Siamo ormai gli ultimi tra i Paesi del G7 e tra gli ultimi dei Paesi dell’Ocse per finanziamento sanitario pro capite: meno di 3.000 euro l’anno a fronte dei 7.300 euro della Germania e dei 6.115 della Francia (fonte Kff Health System Tracker).
A fronte di investimenti così esigui le strutture e il personale sanitario sono spaventosamente inadeguati. Negli ultimi venti anni siamo passati da 770 a 516 ospedali pubblici e il numero dei posti letto ogni 1.000 abitanti è passato dai 5,8 del 1998 ai 3,1 del 2022 (la Germania ne ha 8, la Francia 5) determinando l’impossibilità di ricoverare tempestivamente una popolazione che è sempre più vecchia e malata.
Mancano 40mila medici, tra ospedalieri e medici di medicina generale, e 65mila infermieri.

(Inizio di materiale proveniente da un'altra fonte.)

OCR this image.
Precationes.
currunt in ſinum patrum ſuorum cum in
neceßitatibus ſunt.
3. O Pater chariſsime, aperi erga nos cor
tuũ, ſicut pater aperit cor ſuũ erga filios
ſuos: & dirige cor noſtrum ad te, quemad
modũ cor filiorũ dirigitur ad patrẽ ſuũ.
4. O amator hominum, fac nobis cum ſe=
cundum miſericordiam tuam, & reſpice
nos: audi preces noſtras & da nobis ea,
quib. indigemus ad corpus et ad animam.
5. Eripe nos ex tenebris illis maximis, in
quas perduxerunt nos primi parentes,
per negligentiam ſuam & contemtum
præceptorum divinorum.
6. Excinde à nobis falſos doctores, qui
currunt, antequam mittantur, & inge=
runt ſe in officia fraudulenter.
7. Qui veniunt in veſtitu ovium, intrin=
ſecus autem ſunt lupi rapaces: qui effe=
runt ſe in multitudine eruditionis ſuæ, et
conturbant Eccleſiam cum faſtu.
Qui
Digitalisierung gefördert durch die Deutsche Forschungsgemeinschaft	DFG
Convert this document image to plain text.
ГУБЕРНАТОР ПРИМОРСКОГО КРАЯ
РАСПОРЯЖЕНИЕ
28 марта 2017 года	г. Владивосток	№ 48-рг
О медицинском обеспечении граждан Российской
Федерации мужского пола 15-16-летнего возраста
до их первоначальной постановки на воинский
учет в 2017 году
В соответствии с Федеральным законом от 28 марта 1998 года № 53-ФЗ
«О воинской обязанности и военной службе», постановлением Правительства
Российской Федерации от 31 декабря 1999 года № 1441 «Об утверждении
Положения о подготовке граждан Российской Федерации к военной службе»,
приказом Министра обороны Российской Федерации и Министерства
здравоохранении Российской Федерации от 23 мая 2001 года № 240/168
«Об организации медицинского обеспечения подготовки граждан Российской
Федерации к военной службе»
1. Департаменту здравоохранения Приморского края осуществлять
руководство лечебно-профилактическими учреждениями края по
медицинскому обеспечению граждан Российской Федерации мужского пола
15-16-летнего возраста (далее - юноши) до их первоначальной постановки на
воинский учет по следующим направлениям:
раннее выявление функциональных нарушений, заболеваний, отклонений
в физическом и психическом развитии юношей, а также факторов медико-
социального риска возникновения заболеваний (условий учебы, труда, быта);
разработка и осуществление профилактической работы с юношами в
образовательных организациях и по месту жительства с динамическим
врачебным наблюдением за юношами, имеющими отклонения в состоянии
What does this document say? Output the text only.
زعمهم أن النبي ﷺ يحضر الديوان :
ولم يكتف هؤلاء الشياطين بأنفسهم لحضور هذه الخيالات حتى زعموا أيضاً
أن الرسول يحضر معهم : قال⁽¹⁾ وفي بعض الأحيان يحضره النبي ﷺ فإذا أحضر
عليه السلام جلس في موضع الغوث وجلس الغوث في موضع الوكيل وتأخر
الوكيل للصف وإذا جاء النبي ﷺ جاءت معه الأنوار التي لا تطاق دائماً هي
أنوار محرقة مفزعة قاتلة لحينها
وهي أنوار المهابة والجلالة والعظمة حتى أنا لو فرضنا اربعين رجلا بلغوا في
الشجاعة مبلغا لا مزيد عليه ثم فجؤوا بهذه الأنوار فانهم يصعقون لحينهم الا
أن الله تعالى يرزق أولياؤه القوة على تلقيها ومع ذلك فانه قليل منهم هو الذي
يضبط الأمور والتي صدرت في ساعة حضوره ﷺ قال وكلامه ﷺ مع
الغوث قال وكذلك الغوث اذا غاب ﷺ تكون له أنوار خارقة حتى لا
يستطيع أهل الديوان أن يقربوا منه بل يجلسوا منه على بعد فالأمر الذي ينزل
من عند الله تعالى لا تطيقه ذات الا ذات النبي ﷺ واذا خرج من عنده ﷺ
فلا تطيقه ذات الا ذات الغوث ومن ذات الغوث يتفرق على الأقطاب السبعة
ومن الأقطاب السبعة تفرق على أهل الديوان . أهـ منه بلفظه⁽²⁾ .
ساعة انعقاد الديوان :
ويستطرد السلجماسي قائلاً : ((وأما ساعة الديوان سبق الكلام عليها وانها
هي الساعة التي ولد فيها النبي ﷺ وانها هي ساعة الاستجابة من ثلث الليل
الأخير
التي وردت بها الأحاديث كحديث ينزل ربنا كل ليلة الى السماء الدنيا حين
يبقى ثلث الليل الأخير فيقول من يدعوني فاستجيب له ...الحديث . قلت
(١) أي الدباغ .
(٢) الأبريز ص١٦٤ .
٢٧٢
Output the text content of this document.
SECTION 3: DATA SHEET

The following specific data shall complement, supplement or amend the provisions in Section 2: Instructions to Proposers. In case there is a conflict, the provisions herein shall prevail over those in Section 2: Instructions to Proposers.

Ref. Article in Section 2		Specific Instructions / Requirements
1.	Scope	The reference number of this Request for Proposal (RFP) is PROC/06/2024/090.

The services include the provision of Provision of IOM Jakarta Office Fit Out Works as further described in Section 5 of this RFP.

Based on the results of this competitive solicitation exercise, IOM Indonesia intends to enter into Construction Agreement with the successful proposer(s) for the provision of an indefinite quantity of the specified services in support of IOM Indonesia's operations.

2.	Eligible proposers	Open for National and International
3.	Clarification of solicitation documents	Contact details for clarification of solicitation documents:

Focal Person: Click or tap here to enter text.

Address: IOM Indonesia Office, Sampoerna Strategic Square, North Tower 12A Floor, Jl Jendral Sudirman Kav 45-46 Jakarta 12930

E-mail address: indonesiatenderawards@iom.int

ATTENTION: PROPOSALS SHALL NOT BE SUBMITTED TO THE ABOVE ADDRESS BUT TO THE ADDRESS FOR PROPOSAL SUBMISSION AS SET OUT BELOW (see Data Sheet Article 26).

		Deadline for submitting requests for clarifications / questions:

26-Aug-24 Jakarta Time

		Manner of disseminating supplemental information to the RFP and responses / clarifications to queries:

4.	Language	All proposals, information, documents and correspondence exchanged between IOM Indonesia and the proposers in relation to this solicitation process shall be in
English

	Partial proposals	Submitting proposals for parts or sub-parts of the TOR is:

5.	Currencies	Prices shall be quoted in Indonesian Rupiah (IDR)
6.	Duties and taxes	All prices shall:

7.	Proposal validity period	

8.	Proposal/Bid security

Ci sono 10 milioni di prestazioni urgenti in arretrato. 4 milioni di persone rinunciano a curarsi a causa delle liste di attesa e dei costi da sostenere per rivolgersi al privato e 2 milioni di persone si indebitano per curarsi.
A causa delle condizioni di lavoro nei pronto soccorso, metà delle borse di specializzazione per l’emergenza-urgenza non vengono assegnate e quindi non abbiamo più medici di emergenza.
Nel 2025 il finanziamento del Ssn sarà pari al 6,2% del Pil, una percentuale inferiore a quella di vent’anni fa. Ma il dato più impressionante riguarda il personale: abbiamo 97,4 operatori sanitari per 10mila abitanti (37,7 operatori in meno rispetto all’Austria, considerata best performer in Europa).